The existing research in video understanding is mostly focused on tasks such as classification, action detection, temporal activity detection, and retrieval. This involves encoding a video into latent representation which usually requires a lot of annotations for effective learning. Such latent representation can be very useful for these variety of tasks, but it lacks interpretability and detailed semantic understanding. Including other modalities into the self-supervised learning process can improve the representations learned on downstream tasks in a both text, audio and video.
In addition to using attention mechanisms for joint-embeddings between modalities, this project allowed for a detailed investigation on the many self-supervised methods used in video representation learning for instructional vidoes. These methods vary from video only signals to multi-modal signals that involve audio, video and text. Through this review, which will later be submitted as a survery paper, it was confirmed that contrastive functions were the most sucessful approaches when evaluated on downstream tasks such as action recognition and text-to-video retreival.
To the right, you can see an example of the variety of self-supervised objective functions we directly experimented with for this specific work.
Using attention mechanisms to learn joint embeddings between the narrations and visual features, graphs can be generated looking at the important relations found in a video clip. An example of the attention mechanism used is shown below.

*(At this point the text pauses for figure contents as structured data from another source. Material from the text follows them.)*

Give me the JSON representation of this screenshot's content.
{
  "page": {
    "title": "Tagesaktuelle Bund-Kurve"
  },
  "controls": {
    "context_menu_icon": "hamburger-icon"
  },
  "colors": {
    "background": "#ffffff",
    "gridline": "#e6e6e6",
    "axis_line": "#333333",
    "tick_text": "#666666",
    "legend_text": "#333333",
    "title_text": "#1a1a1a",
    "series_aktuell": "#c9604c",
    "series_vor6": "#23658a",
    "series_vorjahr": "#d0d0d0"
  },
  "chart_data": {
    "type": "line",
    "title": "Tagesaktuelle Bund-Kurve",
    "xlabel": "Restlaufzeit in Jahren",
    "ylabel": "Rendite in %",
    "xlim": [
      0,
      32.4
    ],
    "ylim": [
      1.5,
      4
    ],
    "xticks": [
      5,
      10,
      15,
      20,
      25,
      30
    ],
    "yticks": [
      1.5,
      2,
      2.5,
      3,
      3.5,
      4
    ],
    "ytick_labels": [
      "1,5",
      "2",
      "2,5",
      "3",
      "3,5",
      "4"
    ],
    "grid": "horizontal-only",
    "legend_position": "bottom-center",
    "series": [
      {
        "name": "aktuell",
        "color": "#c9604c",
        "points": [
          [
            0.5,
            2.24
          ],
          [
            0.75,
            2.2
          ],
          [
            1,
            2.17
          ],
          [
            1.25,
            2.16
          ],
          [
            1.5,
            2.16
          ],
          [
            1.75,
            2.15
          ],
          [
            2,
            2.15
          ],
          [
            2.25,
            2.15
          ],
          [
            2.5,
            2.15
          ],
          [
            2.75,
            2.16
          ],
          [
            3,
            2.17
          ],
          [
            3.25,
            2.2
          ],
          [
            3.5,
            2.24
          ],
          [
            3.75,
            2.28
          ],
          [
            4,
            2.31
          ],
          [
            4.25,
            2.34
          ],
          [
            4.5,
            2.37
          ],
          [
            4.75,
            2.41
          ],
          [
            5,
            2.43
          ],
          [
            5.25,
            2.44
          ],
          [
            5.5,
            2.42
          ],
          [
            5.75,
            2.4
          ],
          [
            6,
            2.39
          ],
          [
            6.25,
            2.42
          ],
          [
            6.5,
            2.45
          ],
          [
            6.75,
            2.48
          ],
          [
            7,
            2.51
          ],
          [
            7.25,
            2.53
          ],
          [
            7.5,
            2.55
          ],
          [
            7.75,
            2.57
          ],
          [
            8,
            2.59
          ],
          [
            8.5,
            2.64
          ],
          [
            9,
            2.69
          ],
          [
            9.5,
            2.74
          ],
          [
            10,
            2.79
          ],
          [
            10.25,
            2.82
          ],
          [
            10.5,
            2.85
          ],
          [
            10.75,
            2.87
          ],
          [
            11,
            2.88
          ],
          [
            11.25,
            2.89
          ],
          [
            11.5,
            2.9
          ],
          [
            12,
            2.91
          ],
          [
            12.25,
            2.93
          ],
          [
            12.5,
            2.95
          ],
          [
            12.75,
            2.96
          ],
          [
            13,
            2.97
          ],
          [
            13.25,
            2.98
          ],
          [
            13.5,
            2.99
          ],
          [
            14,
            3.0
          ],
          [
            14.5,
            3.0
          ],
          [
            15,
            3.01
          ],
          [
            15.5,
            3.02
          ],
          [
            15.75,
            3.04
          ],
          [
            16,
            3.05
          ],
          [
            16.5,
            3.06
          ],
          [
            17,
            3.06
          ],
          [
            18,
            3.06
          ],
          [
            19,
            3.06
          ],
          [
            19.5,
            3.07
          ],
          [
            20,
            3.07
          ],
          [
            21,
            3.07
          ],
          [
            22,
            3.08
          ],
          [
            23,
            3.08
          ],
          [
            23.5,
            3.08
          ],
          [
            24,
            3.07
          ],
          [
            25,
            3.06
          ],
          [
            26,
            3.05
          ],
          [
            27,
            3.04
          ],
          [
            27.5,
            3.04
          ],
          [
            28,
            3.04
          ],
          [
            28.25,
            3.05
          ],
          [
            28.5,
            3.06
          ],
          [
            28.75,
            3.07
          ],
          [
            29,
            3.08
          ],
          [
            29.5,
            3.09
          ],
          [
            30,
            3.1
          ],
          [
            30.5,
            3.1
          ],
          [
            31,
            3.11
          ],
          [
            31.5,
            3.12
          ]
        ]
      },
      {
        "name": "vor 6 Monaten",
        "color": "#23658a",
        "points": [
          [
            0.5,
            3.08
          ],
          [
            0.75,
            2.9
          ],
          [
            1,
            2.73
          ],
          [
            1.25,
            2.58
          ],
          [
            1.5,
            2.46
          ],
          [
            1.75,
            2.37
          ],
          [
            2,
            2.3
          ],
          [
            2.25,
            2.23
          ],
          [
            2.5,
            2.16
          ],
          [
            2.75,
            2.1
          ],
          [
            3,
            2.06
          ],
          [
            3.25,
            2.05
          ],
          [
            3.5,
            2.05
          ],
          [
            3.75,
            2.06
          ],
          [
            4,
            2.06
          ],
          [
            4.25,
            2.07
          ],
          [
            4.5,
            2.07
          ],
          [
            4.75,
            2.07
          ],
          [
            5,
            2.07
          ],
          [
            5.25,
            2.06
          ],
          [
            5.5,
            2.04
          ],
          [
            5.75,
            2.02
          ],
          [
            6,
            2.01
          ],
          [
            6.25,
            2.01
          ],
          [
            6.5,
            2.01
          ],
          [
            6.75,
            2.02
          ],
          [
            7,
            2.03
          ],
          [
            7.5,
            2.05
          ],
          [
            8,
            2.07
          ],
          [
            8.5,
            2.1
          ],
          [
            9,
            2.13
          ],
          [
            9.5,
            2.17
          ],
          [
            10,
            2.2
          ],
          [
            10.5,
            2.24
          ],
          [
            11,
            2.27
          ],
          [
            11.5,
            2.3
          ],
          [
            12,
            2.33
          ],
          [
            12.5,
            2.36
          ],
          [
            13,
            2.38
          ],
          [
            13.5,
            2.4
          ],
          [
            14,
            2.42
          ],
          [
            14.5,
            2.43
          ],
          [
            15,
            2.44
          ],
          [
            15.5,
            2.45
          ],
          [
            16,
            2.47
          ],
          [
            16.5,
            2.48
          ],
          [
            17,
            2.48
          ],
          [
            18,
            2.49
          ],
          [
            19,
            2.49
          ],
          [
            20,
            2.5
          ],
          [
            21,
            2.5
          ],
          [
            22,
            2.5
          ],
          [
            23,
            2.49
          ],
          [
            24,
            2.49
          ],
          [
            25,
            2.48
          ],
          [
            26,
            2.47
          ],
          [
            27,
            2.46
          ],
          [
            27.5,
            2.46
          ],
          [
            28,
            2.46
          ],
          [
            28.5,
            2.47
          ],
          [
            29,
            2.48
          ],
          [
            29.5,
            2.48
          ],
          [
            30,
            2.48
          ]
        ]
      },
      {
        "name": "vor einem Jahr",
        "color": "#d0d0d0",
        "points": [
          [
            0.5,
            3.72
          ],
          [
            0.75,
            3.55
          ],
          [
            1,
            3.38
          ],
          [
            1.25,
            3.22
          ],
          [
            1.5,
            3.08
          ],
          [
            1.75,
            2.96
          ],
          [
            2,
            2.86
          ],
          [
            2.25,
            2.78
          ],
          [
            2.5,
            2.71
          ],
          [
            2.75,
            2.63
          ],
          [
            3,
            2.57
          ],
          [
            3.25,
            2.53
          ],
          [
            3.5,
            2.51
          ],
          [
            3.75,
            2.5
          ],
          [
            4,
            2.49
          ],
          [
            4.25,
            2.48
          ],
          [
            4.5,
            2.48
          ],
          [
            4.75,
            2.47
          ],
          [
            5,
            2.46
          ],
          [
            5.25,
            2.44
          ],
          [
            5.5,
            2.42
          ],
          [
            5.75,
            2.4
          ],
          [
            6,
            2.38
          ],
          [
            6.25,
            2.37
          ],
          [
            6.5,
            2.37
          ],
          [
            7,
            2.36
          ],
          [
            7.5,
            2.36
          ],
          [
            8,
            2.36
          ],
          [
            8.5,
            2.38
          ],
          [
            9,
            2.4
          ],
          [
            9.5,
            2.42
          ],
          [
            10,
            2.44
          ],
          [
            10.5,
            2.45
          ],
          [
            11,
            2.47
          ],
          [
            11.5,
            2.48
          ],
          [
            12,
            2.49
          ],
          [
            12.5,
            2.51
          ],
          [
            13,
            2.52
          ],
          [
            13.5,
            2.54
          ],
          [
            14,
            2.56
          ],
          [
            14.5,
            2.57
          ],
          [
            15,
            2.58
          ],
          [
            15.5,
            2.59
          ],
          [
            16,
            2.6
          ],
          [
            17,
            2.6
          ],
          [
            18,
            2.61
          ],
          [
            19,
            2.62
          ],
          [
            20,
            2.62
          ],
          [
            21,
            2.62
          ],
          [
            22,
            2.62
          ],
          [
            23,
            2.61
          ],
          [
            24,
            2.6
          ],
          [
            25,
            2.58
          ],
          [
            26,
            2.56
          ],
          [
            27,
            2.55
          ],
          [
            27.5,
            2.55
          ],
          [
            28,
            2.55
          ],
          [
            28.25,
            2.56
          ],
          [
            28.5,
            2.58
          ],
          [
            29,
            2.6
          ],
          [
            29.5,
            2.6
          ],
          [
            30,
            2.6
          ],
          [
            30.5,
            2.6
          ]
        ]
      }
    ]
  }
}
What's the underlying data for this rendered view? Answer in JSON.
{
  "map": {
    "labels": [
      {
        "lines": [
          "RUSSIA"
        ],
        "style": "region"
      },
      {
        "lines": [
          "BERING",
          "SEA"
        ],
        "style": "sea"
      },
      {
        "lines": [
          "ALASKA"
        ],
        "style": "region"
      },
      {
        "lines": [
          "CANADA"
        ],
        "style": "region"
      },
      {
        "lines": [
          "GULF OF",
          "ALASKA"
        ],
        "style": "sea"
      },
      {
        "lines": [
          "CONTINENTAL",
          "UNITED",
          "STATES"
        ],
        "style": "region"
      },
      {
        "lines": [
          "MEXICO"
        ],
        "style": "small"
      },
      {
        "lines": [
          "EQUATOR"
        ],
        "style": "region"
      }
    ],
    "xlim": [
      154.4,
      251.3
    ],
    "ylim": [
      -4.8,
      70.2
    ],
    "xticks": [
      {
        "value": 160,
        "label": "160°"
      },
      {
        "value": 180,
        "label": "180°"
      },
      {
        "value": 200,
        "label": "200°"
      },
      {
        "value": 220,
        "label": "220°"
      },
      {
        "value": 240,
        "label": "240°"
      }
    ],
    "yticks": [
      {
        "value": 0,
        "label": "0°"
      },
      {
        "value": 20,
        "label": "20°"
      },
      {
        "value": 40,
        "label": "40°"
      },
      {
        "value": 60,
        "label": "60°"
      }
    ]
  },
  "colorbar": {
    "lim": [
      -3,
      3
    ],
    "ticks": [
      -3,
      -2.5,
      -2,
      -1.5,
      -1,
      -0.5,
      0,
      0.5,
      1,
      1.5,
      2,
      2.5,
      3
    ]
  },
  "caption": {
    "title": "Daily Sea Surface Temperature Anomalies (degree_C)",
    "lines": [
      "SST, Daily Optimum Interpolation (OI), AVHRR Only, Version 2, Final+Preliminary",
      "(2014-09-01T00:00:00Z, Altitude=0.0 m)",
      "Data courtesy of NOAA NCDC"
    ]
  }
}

On the left is a visualization of (a) how to install a shower head (b) and how to install a wood floor heating system. Each node’s color illustrates its importance by weight where the darker the node, the greater the importance. Edges are determined by the similarity between a pair of objects and a node embedding for a word that is an action or state. The frames shown are extracted examples from the video and demonstrate some of the activities and relationships shown in the graph.